CT How has Richmond treated you the past few years?
BC Cities in general are always gonna be places where you experience things you’re not gonna experience other places. I grew up in sort of a suburban area, in Fairfax Virginia. And it’s just boring as s***. And like in a city, there’s this … infinite amount of things I could be doing every day. I guess this being one of them (indicates microphone).
CT This can’t be the weirdest thing you’ve had happen.
BC Well, I lit myself on fire Friday.
CT Were you trying to start a political revolution?
BC I was, but then I stopped halfway through it. I jumped in a big pool.
CT Is it possible to halfway set yourself on fire? It seems like an either/or situation.
BC Well, I mean – I did set myself on fire, but not on purpose. I went over to my friend’s party, and – I swear to god, I had three beers, I was not drunk.

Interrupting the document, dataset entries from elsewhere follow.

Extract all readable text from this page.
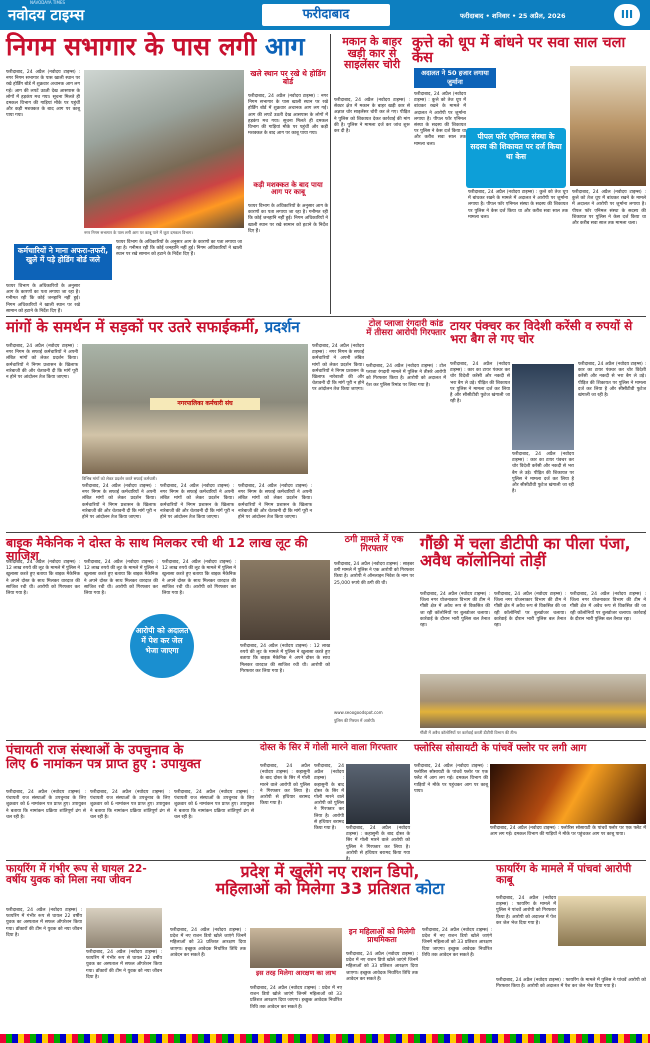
नवोदय टाइम्स
NAVODAYA TIMES
फरीदाबाद	फरीदाबाद • शनिवार • 25 अप्रैल, 2026	III
निगम सभागार के पास लगी आग
नगर निगम सभागार के पास लगी आग पर काबू पाने में जुटा दमकल विभाग।
फरीदाबाद, 24 अप्रैल (नवोदय टाइम्स) : नगर निगम सभागार के पास खाली स्थान पर रखे होर्डिंग बोर्ड में शुक्रवार अचानक आग लग गई। आग की लपटें उठती देख आसपास के लोगों में हड़कंप मच गया। सूचना मिलते ही दमकल विभाग की गाड़ियां मौके पर पहुंचीं और कड़ी मशक्कत के बाद आग पर काबू पाया गया।
कर्मचारियों ने माना अफरा-तफरी, खुले में पड़े होडिंग बोर्ड जले
फायर विभाग के अधिकारियों के अनुसार आग के कारणों का पता लगाया जा रहा है। गनीमत रही कि कोई जनहानि नहीं हुई। निगम अधिकारियों ने खाली स्थान पर रखे सामान को हटाने के निर्देश दिए हैं।
फायर विभाग के अधिकारियों के अनुसार आग के कारणों का पता लगाया जा रहा है। गनीमत रही कि कोई जनहानि नहीं हुई। निगम अधिकारियों ने खाली स्थान पर रखे सामान को हटाने के निर्देश दिए हैं।
खले स्थान पर रखे थे होडिंग बोर्ड
फरीदाबाद, 24 अप्रैल (नवोदय टाइम्स) : नगर निगम सभागार के पास खाली स्थान पर रखे होर्डिंग बोर्ड में शुक्रवार अचानक आग लग गई। आग की लपटें उठती देख आसपास के लोगों में हड़कंप मच गया। सूचना मिलते ही दमकल विभाग की गाड़ियां मौके पर पहुंचीं और कड़ी मशक्कत के बाद आग पर काबू पाया गया।
कड़ी मशक्कत के बाद पाया आग पर काबू
फायर विभाग के अधिकारियों के अनुसार आग के कारणों का पता लगाया जा रहा है। गनीमत रही कि कोई जनहानि नहीं हुई। निगम अधिकारियों ने खाली स्थान पर रखे सामान को हटाने के निर्देश दिए हैं।
मकान के बाहर खड़ी कार से साइलेंसर चोरी
फरीदाबाद, 24 अप्रैल (नवोदय टाइम्स) : सेक्टर क्षेत्र में मकान के बाहर खड़ी कार से अज्ञात चोर साइलेंसर चोरी कर ले गए। पीड़ित ने पुलिस को शिकायत देकर कार्रवाई की मांग की है। पुलिस ने मामला दर्ज कर जांच शुरू कर दी है।
कुत्ते को धूप में बांधने पर सवा साल चला केस
अदालत ने 50 हजार लगाया जुर्माना
फरीदाबाद, 24 अप्रैल (नवोदय टाइम्स) : कुत्ते को तेज धूप में बांधकर रखने के मामले में अदालत ने आरोपी पर जुर्माना लगाया है। पीपल फॉर एनिमल संस्था के सदस्य की शिकायत पर पुलिस ने केस दर्ज किया था और करीब सवा साल तक मामला चला।
पीपल फॉर एनिमल संस्था के सदस्य की शिकायत पर दर्ज किया था केस
फरीदाबाद, 24 अप्रैल (नवोदय टाइम्स) : कुत्ते को तेज धूप में बांधकर रखने के मामले में अदालत ने आरोपी पर जुर्माना लगाया है। पीपल फॉर एनिमल संस्था के सदस्य की शिकायत पर पुलिस ने केस दर्ज किया था और करीब सवा साल तक मामला चला।
फरीदाबाद, 24 अप्रैल (नवोदय टाइम्स) : कुत्ते को तेज धूप में बांधकर रखने के मामले में अदालत ने आरोपी पर जुर्माना लगाया है। पीपल फॉर एनिमल संस्था के सदस्य की शिकायत पर पुलिस ने केस दर्ज किया था और करीब सवा साल तक मामला चला।
मांगों के समर्थन में सड़कों पर उतरे सफाईकर्मी, प्रदर्शन
फरीदाबाद, 24 अप्रैल (नवोदय टाइम्स) : नगर निगम के सफाई कर्मचारियों ने अपनी लंबित मांगों को लेकर प्रदर्शन किया। कर्मचारियों ने निगम प्रशासन के खिलाफ नारेबाजी की और चेतावनी दी कि मांगें पूरी न होने पर आंदोलन तेज किया जाएगा।
नगरपालिका कर्मचारी संघ
विभिन्न मांगों को लेकर प्रदर्शन करते सफाई कर्मचारी।
फरीदाबाद, 24 अप्रैल (नवोदय टाइम्स) : नगर निगम के सफाई कर्मचारियों ने अपनी लंबित मांगों को लेकर प्रदर्शन किया। कर्मचारियों ने निगम प्रशासन के खिलाफ नारेबाजी की और चेतावनी दी कि मांगें पूरी न होने पर आंदोलन तेज किया जाएगा।
फरीदाबाद, 24 अप्रैल (नवोदय टाइम्स) : नगर निगम के सफाई कर्मचारियों ने अपनी लंबित मांगों को लेकर प्रदर्शन किया। कर्मचारियों ने निगम प्रशासन के खिलाफ नारेबाजी की और चेतावनी दी कि मांगें पूरी न होने पर आंदोलन तेज किया जाएगा।
फरीदाबाद, 24 अप्रैल (नवोदय टाइम्स) : नगर निगम के सफाई कर्मचारियों ने अपनी लंबित मांगों को लेकर प्रदर्शन किया। कर्मचारियों ने निगम प्रशासन के खिलाफ नारेबाजी की और चेतावनी दी कि मांगें पूरी न होने पर आंदोलन तेज किया जाएगा।
फरीदाबाद, 24 अप्रैल (नवोदय टाइम्स) : नगर निगम के सफाई कर्मचारियों ने अपनी लंबित मांगों को लेकर प्रदर्शन किया। कर्मचारियों ने निगम प्रशासन के खिलाफ नारेबाजी की और चेतावनी दी कि मांगें पूरी न होने पर आंदोलन तेज किया जाएगा।
टोल प्लाजा रंगदारी कांड में तीसरा आरोपी गिरफ्तार
फरीदाबाद, 24 अप्रैल (नवोदय टाइम्स) : टोल प्लाजा रंगदारी मामले में पुलिस ने तीसरे आरोपी को गिरफ्तार किया है। आरोपी को अदालत में पेश कर पुलिस रिमांड पर लिया गया है।
टायर पंक्चर कर विदेशी करेंसी व रुपयों से भरा बैग ले गए चोर
फरीदाबाद, 24 अप्रैल (नवोदय टाइम्स) : कार का टायर पंक्चर कर चोर विदेशी करेंसी और नकदी से भरा बैग ले उड़े। पीड़ित की शिकायत पर पुलिस ने मामला दर्ज कर लिया है और सीसीटीवी फुटेज खंगाली जा रही है।
फरीदाबाद, 24 अप्रैल (नवोदय टाइम्स) : कार का टायर पंक्चर कर चोर विदेशी करेंसी और नकदी से भरा बैग ले उड़े। पीड़ित की शिकायत पर पुलिस ने मामला दर्ज कर लिया है और सीसीटीवी फुटेज खंगाली जा रही है।
फरीदाबाद, 24 अप्रैल (नवोदय टाइम्स) : कार का टायर पंक्चर कर चोर विदेशी करेंसी और नकदी से भरा बैग ले उड़े। पीड़ित की शिकायत पर पुलिस ने मामला दर्ज कर लिया है और सीसीटीवी फुटेज खंगाली जा रही है।
बाइक मैकेनिक ने दोस्त के साथ मिलकर रची थी 12 लाख लूट की साजिश
फरीदाबाद, 24 अप्रैल (नवोदय टाइम्स) : 12 लाख रुपये की लूट के मामले में पुलिस ने खुलासा करते हुए बताया कि बाइक मैकेनिक ने अपने दोस्त के साथ मिलकर वारदात की साजिश रची थी। आरोपी को गिरफ्तार कर लिया गया है।
फरीदाबाद, 24 अप्रैल (नवोदय टाइम्स) : 12 लाख रुपये की लूट के मामले में पुलिस ने खुलासा करते हुए बताया कि बाइक मैकेनिक ने अपने दोस्त के साथ मिलकर वारदात की साजिश रची थी। आरोपी को गिरफ्तार कर लिया गया है।
फरीदाबाद, 24 अप्रैल (नवोदय टाइम्स) : 12 लाख रुपये की लूट के मामले में पुलिस ने खुलासा करते हुए बताया कि बाइक मैकेनिक ने अपने दोस्त के साथ मिलकर वारदात की साजिश रची थी। आरोपी को गिरफ्तार कर लिया गया है।
आरोपी को अदालत में पेश कर जेल भेजा जाएगा	फरीदाबाद, 24 अप्रैल (नवोदय टाइम्स) : 12 लाख रुपये की लूट के मामले में पुलिस ने खुलासा करते हुए बताया कि बाइक मैकेनिक ने अपने दोस्त के साथ मिलकर वारदात की साजिश रची थी। आरोपी को गिरफ्तार कर लिया गया है।
ठगी मामले में एक गिरफ्तार
फरीदाबाद, 24 अप्रैल (नवोदय टाइम्स) : साइबर ठगी मामले में पुलिस ने एक आरोपी को गिरफ्तार किया है। आरोपी ने ऑनलाइन निवेश के नाम पर 25,000 रुपये की ठगी की थी।
www.seoogoodspot.com
पुलिस की गिरफ्त में आरोपी।
गौंछी में चला डीटीपी का पीला पंजा, अवैध कॉलोनियां तोड़ीं
फरीदाबाद, 24 अप्रैल (नवोदय टाइम्स) : जिला नगर योजनाकार विभाग की टीम ने गौंछी क्षेत्र में अवैध रूप से विकसित की जा रही कॉलोनियों पर बुलडोजर चलाया। कार्रवाई के दौरान भारी पुलिस बल तैनात रहा।
फरीदाबाद, 24 अप्रैल (नवोदय टाइम्स) : जिला नगर योजनाकार विभाग की टीम ने गौंछी क्षेत्र में अवैध रूप से विकसित की जा रही कॉलोनियों पर बुलडोजर चलाया। कार्रवाई के दौरान भारी पुलिस बल तैनात रहा।
फरीदाबाद, 24 अप्रैल (नवोदय टाइम्स) : जिला नगर योजनाकार विभाग की टीम ने गौंछी क्षेत्र में अवैध रूप से विकसित की जा रही कॉलोनियों पर बुलडोजर चलाया। कार्रवाई के दौरान भारी पुलिस बल तैनात रहा।
गौंछी में अवैध कॉलोनियों पर कार्रवाई करती डीटीपी विभाग की टीम।
पंचायती राज संस्थाओं के उपचुनाव के
लिए 6 नामांकन पत्र प्राप्त हुए : उपायुक्त
फरीदाबाद, 24 अप्रैल (नवोदय टाइम्स) : पंचायती राज संस्थाओं के उपचुनाव के लिए शुक्रवार को 6 नामांकन पत्र प्राप्त हुए। उपायुक्त ने बताया कि नामांकन प्रक्रिया शांतिपूर्ण ढंग से चल रही है।
फरीदाबाद, 24 अप्रैल (नवोदय टाइम्स) : पंचायती राज संस्थाओं के उपचुनाव के लिए शुक्रवार को 6 नामांकन पत्र प्राप्त हुए। उपायुक्त ने बताया कि नामांकन प्रक्रिया शांतिपूर्ण ढंग से चल रही है।
फरीदाबाद, 24 अप्रैल (नवोदय टाइम्स) : पंचायती राज संस्थाओं के उपचुनाव के लिए शुक्रवार को 6 नामांकन पत्र प्राप्त हुए। उपायुक्त ने बताया कि नामांकन प्रक्रिया शांतिपूर्ण ढंग से चल रही है।
दोस्त के सिर में गोली मारने वाला गिरफ्तार
फरीदाबाद, 24 अप्रैल (नवोदय टाइम्स) : कहासुनी के बाद दोस्त के सिर में गोली मारने वाले आरोपी को पुलिस ने गिरफ्तार कर लिया है। आरोपी से हथियार बरामद किया गया है।
फरीदाबाद, 24 अप्रैल (नवोदय टाइम्स) : कहासुनी के बाद दोस्त के सिर में गोली मारने वाले आरोपी को पुलिस ने गिरफ्तार कर लिया है। आरोपी से हथियार बरामद किया गया है।	फरीदाबाद, 24 अप्रैल (नवोदय टाइम्स) : कहासुनी के बाद दोस्त के सिर में गोली मारने वाले आरोपी को पुलिस ने गिरफ्तार कर लिया है। आरोपी से हथियार बरामद किया गया
फ्लोरिस सोसायटी के पांचवें फ्लोर पर लगी आग
फरीदाबाद, 24 अप्रैल (नवोदय टाइम्स) : फ्लोरिस सोसायटी के पांचवें फ्लोर पर एक फ्लैट में आग लग गई। दमकल विभाग की गाड़ियों ने मौके पर पहुंचकर आग पर काबू पाया।
फरीदाबाद, 24 अप्रैल (नवोदय टाइम्स) : फ्लोरिस सोसायटी के पांचवें फ्लोर पर एक फ्लैट में आग लग गई। दमकल विभाग की गाड़ियों ने मौके पर पहुंचकर आग पर काबू पाया।
फायरिंग में गंभीर रूप से घायल 22-वर्षीय युवक को मिला नया जीवन
फरीदाबाद, 24 अप्रैल (नवोदय टाइम्स) : फायरिंग में गंभीर रूप से घायल 22 वर्षीय युवक का अस्पताल में सफल ऑपरेशन किया गया। डॉक्टरों की टीम ने युवक को नया जीवन दिया है।
फरीदाबाद, 24 अप्रैल (नवोदय टाइम्स) : फायरिंग में गंभीर रूप से घायल 22 वर्षीय युवक का अस्पताल में सफल ऑपरेशन किया गया। डॉक्टरों की टीम ने युवक को नया जीवन दिया है।
प्रदेश में खुलेंगे नए राशन डिपो,
महिलाओं को मिलेगा 33 प्रतिशत कोटा
फरीदाबाद, 24 अप्रैल (नवोदय टाइम्स) : प्रदेश में नए राशन डिपो खोले जाएंगे जिनमें महिलाओं को 33 प्रतिशत आरक्षण दिया जाएगा। इच्छुक आवेदक निर्धारित तिथि तक आवेदन कर सकते हैं।
इस तरह मिलेगा आरक्षण का लाभ
फरीदाबाद, 24 अप्रैल (नवोदय टाइम्स) : प्रदेश में नए राशन डिपो खोले जाएंगे जिनमें महिलाओं को 33 प्रतिशत आरक्षण दिया जाएगा। इच्छुक आवेदक निर्धारित तिथि तक आवेदन कर सकते हैं।
इन महिलाओं को मिलेगी प्राथमिकता
फरीदाबाद, 24 अप्रैल (नवोदय टाइम्स) : प्रदेश में नए राशन डिपो खोले जाएंगे जिनमें महिलाओं को 33 प्रतिशत आरक्षण दिया जाएगा। इच्छुक आवेदक निर्धारित तिथि तक आवेदन कर सकते हैं।
फरीदाबाद, 24 अप्रैल (नवोदय टाइम्स) : प्रदेश में नए राशन डिपो खोले जाएंगे जिनमें महिलाओं को 33 प्रतिशत आरक्षण दिया जाएगा। इच्छुक आवेदक निर्धारित तिथि तक आवेदन कर सकते हैं।
फायरिंग के मामले में पांचवां आरोपी काबू
फरीदाबाद, 24 अप्रैल (नवोदय टाइम्स) : फायरिंग के मामले में पुलिस ने पांचवें आरोपी को गिरफ्तार किया है। आरोपी को अदालत में पेश कर जेल भेज दिया गया है।
फरीदाबाद, 24 अप्रैल (नवोदय टाइम्स) : फायरिंग के मामले में पुलिस ने पांचवें आरोपी को गिरफ्तार किया है। आरोपी को अदालत में पेश कर जेल भेज दिया गया है।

I get in there and we’re talking and I’m hanging out with someone, and … I back up into the gas stove, and you know how they have the little turn things, I guess my ass figured out a way to turn it on, and.. it lit, obviously.
And I was standing there a good second before I smelt burnt ass and realized it was mine. It actually… (reveals back of jacket)
CT Woah.
BC But I have a lot of those stories where some weird shit happens to me. I’m kind of that person, that … bad weird s*** happens to. Did you guys hear about the deck collapse?
CT I seem to recall.
BC I was on that deck. … I didn’t get hurt that bad, so I wasn’t about to sue, but like … other people really got hurt.
CT As scary as that must have been – if I could direct you to your traumatic childhood memories …
BC When Uncle Bob took me in that room, one fateful day.
CT That’s … heavy.
BC I did have a traumatic dream as a child …?
CT Please, tell us.
BC Well I was in, like, preschool or something. It was really weird, I think I was like six or seven years old … I was in a classroom, it was like my normal classroom. And a kid walks up to another one, I don’t remember exactly the details … and he bites him, right here (indicates right deltoid). And he likes rips off a chunk of his shoulder, and … it starts like glowing, like there’s sunshine in his body.
CT We appreciate you sharing with us, Brian.
BC Oh sure, no problem.
CT What has your dating experience been like, before the upcoming love connection?
BC I don’t really date that much. I’ve had a total of like three girlfriends my entire life, the first one being the longest and the worst. … You always think you find that special someone until they go crazy.
CT Describe your ideal date.
BC Maybe – when everything goes wrong, but somehow it works, anyways.
CT Last thing – what’s the most private/intimate/personal fact you’re willing to share with the greater VCU populace?
BC I don’t know. … Sorry, my nose is running.
CT You’re good. But, ah… about the intimate fact.
BC Yeah, I was kind of hoping you would forget that.
CT Nope. Sorry.
BC Um … I don’t know, I think it’s more funny than weird, but I lie to people about a scar that I have. I say I got bit by a shark. … It’s more of a messing with people kind of thing, but you can interpret that however you want.
The reality is completely retarded, it’s just that someone dropped their bike on me and the pegs like hit me in the leg. But they went like really deep in. But I tell people it’s a shark bite.
People are so f***ing gullible, even though there’s like so much scientific fact that stuff just can’t happen. Take Bill O’Reilly, for instance.
I saw your books previously, however this one I believe the very best.